A group of supporters have booked a plane ticket for Mr. Abdelrazik for later this week. But the federal government has yet to respond to the court's decision. And that means Wafa Sahnine is still waiting.
Yesterday we spoke with Wafa Sahnine with translation from CBC's Susan McKenzie. She spoke to us from Montreal.
As we mentioned earlier, the Federal Court of Canada has ordered the Federal Government to allow Mr. Abdelrazik to return to Canada. The Current requested an interview with Foreign Affairs Minister Lawrence Cannon so that we could ask him if the federal government plans to do that. We were told he was not available. His Parliamentary Secretary, Deepak Obhrai also declined to be interviewed, but provided us with this statement yesterday:
The government has received the court's decision on the case of Mr. Abdelrazik. We are reviewing the ruling and will make our decision based upon sound legal advice.
Well, Abousfian Abdelrazik does have a plane ticket to come back to Canada this week. But it is not clear if the Federal Government plans to issue him the documents he needs in order to travel.
For her thoughts on the situation, we were joined by Audrey Brousseau. She's one of the lawyers working on behalf of Abousfian Abdelrazik and she was in Ottawa.
Geronimo - Skull & Bones: Pember
We started this segment with a clip from a PBS series called, We Shall Remain.
Even 100 years after his death, Geronimo's legacy is still highly contested, even among his descendants. Earlier this year, his great-grandson -- Harlyn Geronimo -- filed a lawsuit on behalf of some of Geronimo's descendants. They are seeking to repatriate Geronimo's remains.
It is believed that he is still buried at Fort Sill in Oklahoma, where he died in captivity on February 17th, 1909. Harlyn Geronimo wants to have his great-grandfather's remains moved to the headwaters of the Gila river in southwestern New Mexico ... an area considered traditional Apache territory.

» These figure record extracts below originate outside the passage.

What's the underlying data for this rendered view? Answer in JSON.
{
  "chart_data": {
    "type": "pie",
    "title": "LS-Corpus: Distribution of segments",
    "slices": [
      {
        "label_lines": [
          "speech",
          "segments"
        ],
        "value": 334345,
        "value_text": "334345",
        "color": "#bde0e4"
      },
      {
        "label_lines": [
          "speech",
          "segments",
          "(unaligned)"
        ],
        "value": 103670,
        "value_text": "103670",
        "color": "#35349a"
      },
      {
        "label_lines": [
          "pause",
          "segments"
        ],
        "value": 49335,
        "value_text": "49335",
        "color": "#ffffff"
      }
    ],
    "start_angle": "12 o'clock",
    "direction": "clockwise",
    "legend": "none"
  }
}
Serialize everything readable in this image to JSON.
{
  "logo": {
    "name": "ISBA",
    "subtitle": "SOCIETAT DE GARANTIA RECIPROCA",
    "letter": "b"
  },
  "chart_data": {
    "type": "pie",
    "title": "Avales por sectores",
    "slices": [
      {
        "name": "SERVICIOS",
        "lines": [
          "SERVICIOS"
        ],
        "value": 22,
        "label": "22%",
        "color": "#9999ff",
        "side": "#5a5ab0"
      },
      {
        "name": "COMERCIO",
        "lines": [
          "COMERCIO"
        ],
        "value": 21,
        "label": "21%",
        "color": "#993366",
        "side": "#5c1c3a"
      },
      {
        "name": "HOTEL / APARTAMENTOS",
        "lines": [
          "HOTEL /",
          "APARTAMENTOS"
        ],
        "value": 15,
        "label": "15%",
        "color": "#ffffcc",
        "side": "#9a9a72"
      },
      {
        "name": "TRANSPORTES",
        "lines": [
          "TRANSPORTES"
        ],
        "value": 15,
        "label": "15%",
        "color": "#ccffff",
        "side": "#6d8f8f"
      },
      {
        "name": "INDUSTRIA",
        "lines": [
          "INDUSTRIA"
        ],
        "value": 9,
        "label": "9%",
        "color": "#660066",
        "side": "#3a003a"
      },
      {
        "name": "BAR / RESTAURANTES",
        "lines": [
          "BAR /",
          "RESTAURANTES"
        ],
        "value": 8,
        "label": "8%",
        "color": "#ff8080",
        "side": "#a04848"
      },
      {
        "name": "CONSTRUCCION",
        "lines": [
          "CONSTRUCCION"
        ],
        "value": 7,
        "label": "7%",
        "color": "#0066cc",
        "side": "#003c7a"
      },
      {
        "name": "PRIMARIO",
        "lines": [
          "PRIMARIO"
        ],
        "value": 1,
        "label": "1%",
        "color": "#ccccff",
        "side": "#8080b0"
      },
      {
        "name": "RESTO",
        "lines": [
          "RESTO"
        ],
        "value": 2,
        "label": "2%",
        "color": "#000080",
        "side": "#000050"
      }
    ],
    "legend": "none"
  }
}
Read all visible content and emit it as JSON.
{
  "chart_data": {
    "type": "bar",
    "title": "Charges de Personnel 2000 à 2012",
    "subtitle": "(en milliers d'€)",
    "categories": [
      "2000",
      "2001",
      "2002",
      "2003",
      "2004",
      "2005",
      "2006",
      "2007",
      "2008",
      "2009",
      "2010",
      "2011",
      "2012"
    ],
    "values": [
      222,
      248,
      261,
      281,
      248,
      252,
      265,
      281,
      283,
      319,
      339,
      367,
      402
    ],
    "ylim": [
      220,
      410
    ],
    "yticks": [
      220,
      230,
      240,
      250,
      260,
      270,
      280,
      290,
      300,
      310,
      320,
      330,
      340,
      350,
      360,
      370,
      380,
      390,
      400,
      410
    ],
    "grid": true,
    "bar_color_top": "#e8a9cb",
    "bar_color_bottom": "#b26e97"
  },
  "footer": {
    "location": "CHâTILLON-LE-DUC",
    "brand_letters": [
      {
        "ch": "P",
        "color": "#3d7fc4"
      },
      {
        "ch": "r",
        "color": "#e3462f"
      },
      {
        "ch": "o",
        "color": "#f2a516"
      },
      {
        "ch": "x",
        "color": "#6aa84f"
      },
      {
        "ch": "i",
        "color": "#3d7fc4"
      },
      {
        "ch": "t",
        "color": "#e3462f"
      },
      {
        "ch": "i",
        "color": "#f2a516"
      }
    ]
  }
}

Geronimo's great-grandson, Harlyn Geronimo. Former U.S. Attorney General Ramsay Clark is one of the lawyers involved in the lawsuit. We heard from him.
For some of the context around this lawsuit, we were joined by Mary Annette Pember. She's a Red Cliff Ojibwa writer and a former President of the Native American Journalist's Association. She's on the Lac Courte Oreilles Reservation in Wisconsin this morning.
Geronimo - Skull & Bones: Robbins
Well, the Order of Skull and Bones may play a role in the mystery surrounding the whereabouts of Geronimo's remains. Alexandra Robbins has been trying to unlock the mysteries of this. She is an investigative journalist and the author of Secrets of the Tomb: Skull and Bones, the Ivy League, and the Hidden Paths to Power.
Alexandra Robbins was in Washington.
Artist: Ray Montford
Cut: CD7 Spirit Runner
CD: Many Roads
Label: Softail Records
Spine #: MR03CD
Last Word - Geronimo Song
We gave the last word to country singer Bobby Barnett. He recorded two albums of songs about the history of the American West, including his 1985 song, The Ballad of Geronimo.